Day 3: Proekt 365
I love coffee. The darker the roast, the better. The richer, deeper the flavour, the better. If you asked me to give up coffee, it’d have to be for something incredibly extraordinary to warrant any consideration at all (e.g., ending poverty and all forms of social injustice, all wars and acts of violence and human suffering). Even then, I’d have to really think about it. (I jest…but only slightly.)
From that first sip as a young girl, I have enjoyed a special relationship with coffee. And, each day begins with coffee first and foremost.

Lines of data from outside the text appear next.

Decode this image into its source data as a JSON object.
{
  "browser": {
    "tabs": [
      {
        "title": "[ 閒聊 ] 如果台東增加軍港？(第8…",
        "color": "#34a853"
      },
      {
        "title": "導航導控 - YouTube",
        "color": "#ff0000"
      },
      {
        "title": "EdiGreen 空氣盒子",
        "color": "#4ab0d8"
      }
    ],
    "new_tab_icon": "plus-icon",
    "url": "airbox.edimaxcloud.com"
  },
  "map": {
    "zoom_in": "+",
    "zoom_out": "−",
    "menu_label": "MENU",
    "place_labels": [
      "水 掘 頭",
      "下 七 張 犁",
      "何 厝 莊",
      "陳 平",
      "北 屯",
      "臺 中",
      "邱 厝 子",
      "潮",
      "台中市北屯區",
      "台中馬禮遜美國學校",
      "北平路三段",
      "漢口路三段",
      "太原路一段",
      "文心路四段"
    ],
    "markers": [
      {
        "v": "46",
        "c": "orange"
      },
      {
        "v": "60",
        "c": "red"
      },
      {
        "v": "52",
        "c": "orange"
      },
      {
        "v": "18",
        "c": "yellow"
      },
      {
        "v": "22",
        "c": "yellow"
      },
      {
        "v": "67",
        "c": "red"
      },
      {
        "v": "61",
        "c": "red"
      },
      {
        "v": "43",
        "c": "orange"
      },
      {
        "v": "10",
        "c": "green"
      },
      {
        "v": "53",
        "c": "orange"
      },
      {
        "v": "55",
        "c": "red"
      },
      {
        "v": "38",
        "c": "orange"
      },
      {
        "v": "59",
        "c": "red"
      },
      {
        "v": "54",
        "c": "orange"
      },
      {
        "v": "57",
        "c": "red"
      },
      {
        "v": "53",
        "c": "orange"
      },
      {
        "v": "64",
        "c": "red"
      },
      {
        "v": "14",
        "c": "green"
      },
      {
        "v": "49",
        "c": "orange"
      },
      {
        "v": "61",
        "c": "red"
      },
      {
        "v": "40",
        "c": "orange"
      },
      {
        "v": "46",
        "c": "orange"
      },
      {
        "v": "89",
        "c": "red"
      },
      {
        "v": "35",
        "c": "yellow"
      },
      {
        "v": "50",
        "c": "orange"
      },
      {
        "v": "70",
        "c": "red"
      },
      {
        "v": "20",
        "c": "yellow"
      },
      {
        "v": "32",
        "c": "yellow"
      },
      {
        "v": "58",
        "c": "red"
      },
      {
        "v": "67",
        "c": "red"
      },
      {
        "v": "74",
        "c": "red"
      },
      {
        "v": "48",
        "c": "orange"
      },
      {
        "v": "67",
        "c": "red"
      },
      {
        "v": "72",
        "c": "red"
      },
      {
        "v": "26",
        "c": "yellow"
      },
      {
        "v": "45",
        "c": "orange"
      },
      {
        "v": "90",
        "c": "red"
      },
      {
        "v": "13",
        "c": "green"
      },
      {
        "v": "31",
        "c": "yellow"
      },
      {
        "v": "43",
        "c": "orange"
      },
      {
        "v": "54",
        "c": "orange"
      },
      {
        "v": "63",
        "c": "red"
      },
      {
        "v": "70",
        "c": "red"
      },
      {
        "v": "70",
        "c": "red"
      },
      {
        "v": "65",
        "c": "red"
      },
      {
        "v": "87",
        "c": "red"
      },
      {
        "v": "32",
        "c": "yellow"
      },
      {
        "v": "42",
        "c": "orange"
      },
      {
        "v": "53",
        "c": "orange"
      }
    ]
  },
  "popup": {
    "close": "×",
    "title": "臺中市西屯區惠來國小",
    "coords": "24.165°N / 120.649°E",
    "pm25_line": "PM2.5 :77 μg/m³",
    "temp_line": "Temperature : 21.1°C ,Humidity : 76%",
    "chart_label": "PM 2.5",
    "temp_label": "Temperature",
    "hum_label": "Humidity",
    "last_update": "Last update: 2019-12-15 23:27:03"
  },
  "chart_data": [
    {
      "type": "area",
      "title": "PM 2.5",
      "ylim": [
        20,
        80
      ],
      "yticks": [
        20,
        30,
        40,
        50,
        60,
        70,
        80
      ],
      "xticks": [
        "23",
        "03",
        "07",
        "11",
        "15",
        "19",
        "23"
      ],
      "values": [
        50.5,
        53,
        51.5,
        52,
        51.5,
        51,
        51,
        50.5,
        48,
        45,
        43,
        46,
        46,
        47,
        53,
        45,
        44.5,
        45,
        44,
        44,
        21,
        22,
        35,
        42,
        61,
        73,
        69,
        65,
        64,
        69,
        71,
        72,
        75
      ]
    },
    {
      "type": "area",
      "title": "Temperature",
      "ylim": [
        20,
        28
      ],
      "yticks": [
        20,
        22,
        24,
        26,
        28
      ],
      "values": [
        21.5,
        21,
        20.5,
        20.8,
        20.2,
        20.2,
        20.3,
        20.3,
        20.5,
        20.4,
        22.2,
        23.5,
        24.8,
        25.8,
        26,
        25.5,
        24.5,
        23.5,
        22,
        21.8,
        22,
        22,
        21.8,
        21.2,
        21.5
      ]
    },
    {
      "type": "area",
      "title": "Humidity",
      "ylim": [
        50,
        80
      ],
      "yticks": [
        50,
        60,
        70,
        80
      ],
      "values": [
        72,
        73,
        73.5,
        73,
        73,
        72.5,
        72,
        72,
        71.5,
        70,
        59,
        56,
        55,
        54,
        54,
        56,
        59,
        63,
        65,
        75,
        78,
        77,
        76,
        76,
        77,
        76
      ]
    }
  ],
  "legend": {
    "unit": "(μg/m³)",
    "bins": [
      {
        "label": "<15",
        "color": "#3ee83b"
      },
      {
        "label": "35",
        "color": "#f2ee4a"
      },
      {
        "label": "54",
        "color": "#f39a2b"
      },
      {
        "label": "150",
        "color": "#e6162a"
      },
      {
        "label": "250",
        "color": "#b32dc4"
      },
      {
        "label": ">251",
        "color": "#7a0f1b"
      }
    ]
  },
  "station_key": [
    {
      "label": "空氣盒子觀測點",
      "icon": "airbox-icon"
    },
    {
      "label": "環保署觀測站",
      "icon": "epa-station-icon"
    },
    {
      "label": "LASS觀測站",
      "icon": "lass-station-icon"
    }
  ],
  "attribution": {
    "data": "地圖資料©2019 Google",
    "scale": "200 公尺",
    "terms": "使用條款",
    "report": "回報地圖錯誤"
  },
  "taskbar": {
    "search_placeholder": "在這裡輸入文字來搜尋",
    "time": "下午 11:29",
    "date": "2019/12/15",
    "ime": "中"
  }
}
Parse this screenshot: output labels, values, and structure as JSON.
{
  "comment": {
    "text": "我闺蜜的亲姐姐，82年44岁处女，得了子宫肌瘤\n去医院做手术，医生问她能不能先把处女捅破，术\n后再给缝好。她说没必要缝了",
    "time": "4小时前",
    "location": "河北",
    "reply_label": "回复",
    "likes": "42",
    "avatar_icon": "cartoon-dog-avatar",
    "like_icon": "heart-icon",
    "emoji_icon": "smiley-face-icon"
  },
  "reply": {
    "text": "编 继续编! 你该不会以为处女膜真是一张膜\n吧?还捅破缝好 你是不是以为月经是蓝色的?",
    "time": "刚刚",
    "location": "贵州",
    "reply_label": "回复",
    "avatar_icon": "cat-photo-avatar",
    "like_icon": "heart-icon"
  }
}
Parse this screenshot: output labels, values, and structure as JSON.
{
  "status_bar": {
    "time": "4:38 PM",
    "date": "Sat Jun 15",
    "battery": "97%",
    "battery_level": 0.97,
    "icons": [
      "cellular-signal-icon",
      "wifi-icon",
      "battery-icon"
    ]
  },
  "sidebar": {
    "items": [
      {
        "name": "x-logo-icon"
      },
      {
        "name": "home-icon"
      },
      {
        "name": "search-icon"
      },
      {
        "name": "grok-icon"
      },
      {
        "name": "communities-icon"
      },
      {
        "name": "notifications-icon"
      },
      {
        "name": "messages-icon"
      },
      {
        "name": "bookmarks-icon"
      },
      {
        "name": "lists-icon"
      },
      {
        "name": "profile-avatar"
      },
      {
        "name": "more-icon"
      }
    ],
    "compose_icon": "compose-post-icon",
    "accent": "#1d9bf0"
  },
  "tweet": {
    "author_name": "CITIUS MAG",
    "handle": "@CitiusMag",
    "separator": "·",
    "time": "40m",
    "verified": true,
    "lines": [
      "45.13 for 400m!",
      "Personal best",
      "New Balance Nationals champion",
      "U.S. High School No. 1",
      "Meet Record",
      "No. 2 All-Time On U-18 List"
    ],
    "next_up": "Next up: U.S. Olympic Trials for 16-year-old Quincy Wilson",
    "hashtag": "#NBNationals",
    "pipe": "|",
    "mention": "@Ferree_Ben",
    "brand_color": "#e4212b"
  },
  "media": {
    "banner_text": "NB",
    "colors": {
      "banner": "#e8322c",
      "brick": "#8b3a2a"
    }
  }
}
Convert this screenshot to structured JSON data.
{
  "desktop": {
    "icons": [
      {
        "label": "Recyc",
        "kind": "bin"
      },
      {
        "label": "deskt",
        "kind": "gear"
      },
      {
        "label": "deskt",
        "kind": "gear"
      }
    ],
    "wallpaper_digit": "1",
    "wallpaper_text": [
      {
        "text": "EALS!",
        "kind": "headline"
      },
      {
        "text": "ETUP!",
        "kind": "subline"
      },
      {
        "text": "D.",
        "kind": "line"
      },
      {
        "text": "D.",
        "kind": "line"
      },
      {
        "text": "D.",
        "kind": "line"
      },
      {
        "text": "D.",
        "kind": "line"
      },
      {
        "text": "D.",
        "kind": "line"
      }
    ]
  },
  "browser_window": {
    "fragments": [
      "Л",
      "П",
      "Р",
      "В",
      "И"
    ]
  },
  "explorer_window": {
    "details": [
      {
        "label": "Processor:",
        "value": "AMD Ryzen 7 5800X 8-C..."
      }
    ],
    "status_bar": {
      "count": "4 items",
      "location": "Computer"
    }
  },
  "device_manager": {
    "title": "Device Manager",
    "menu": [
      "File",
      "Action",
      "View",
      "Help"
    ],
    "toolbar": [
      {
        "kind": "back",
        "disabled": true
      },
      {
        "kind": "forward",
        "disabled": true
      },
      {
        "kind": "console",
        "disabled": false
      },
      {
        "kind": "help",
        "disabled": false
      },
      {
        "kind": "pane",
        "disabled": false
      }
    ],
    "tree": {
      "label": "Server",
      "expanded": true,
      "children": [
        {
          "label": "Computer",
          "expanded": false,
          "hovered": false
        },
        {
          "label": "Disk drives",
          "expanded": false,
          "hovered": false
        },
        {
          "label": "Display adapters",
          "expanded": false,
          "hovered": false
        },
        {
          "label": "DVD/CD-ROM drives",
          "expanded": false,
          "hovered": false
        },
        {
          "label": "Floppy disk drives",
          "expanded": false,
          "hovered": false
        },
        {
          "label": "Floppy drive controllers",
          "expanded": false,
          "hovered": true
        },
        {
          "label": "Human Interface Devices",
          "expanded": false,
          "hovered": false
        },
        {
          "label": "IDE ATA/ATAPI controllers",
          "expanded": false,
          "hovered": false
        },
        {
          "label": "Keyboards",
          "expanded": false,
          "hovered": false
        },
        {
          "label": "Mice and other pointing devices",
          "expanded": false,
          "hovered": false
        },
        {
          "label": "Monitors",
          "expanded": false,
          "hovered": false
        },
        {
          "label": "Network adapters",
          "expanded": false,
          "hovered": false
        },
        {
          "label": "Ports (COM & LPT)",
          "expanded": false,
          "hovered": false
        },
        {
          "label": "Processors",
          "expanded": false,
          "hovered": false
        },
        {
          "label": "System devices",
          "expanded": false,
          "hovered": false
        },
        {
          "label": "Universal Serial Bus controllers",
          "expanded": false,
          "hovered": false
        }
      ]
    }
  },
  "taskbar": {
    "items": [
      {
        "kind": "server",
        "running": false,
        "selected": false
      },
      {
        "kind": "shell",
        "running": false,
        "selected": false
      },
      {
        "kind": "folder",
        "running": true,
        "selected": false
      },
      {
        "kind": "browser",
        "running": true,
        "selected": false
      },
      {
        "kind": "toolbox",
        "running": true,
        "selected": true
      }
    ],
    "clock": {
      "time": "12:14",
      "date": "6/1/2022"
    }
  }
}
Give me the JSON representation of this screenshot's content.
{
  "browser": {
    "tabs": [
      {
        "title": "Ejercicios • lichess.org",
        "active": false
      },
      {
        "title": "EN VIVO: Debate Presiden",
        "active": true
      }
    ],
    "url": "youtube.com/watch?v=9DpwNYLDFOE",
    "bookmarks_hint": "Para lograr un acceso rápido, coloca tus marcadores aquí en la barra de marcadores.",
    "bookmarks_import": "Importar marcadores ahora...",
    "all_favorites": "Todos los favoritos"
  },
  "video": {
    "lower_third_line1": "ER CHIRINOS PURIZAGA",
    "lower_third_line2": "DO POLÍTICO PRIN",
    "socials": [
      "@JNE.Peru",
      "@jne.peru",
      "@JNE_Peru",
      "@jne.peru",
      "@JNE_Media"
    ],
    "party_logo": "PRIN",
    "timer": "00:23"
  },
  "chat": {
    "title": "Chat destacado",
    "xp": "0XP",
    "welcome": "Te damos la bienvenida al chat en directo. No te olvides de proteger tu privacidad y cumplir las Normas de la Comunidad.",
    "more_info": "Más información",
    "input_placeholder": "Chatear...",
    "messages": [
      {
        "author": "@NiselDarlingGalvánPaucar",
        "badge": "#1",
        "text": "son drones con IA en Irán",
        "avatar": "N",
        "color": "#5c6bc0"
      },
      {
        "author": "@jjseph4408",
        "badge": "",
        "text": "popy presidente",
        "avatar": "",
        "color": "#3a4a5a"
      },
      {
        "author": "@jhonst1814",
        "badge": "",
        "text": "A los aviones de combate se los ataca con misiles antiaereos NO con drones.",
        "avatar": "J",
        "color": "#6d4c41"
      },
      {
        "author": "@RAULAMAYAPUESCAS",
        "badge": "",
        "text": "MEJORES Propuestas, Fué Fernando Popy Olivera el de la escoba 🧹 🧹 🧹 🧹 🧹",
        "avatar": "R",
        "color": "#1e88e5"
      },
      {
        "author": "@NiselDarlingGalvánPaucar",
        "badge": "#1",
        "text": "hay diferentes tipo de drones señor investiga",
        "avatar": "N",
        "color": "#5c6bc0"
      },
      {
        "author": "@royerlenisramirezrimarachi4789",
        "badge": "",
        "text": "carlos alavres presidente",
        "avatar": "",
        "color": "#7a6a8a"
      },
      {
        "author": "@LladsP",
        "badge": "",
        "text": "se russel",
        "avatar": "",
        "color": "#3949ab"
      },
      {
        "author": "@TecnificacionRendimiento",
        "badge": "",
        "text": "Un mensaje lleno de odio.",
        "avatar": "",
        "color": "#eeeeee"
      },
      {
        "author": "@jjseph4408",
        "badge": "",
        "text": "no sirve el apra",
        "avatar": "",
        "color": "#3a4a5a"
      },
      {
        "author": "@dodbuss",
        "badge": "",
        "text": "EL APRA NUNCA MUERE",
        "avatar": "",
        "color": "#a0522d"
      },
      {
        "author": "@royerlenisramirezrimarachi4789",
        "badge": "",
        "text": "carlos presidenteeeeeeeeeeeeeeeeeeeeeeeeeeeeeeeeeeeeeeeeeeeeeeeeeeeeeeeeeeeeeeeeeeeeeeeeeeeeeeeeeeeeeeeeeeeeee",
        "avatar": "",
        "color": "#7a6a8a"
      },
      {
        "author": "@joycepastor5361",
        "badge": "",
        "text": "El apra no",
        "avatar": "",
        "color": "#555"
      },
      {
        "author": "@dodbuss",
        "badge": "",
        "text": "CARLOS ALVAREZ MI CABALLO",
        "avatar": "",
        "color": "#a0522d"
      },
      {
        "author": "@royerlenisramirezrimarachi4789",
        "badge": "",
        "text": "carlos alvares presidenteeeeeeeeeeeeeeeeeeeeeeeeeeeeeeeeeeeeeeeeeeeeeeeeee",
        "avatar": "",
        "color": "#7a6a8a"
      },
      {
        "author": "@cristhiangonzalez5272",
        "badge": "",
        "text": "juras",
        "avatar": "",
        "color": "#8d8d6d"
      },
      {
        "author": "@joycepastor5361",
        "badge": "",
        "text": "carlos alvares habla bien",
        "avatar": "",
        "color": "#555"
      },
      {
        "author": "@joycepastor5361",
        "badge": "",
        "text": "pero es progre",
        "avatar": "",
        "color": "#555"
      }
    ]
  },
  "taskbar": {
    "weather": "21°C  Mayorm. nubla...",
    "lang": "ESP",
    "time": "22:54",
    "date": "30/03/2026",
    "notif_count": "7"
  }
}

At one point in my life, I always had a cup of coffee with me. This habit was so persistent and recognised amongst my social network that a professor of mine once brought me a comforting cup of coffee minutes before a presentation at a national conference. I cannot tell you how much that boosted my confidence (and how much it meant to me on a personal level as well — thanks, Bill!). It was also at that time that my thesis advisor and I would discuss research and work on her NIH project and my thesis project over an afternoon coffee break, often sharing the cup of very fine coffee she was making for herself. (Honestly, I didn’t arrive ‘just in time’ on purpose, Kathy!) At that time in my life, I was probably a 20-cup a day coffee fiend. Pretty much every part of my day involved coffee and I’d never, ever turn down a good cup of joe. Once, my local supplier in Connecticut asked me to taste coffees as a means of quality control in order to help them decide to contract a new supplier (I gave the supplier a thumb’s down and left that little treat of a tasting quite literally flying). I’ve long since cut way back on my daily caffeine intake, partially for general health reasons and partially to allow me to sleep a little more easily.
My daily coffee routine (or ritual?) these days is consistent. My first ‘cup’ (which, if you’ve seen my cup, resembles a bowl with a handle rather than a traditional 8-oz cup) brews whilst I am launching the various applications I use every day at my desk. Mostly, I am just wasting time until I can get that first cup down my gullet and coursing through my veins. I’m useless until I have at least half a cup of my go-go juice in the morning. During that first cup, it’s my time to sort out my goals and targets for the day, take care of any lingering administrative crap, tidy up the kitchen if necessary and generally enjoy a calm, quiet and serene start to a new day.
I’m now a two- or -three cuppa girl and generally consume those luscious cups before 15.00 or 16.00 in the afternoon. (This is no problem since I’m an early riser on most days.) I must have at least one full cup before I leave the house (which does mean setting an alarm to allow time for that precious re-fueling ritual) and will leave the house with the second in hand. My favourite coffees are all dark roasts: Ethiopian, Tanzanian Peaberry, Sumatra Mandheling, Brazilian Kalosi, Guatemalan Antigua and, of course, Cuban Turquino. One of the best coffees I’ve ever had is the typical hard currency Cuban brand, Cubita.
I was recently reminded of the ‘origin’ of coffee, which is silly and awesome at once. Evidently, 12th century goats danced from bush to bush eating those fine berries, which was observed and copied by their goatherder, Kaldi.
‘Hooray for goats!’, I say. And, thanks, Kaldi! I cannot imagine a world without coffee.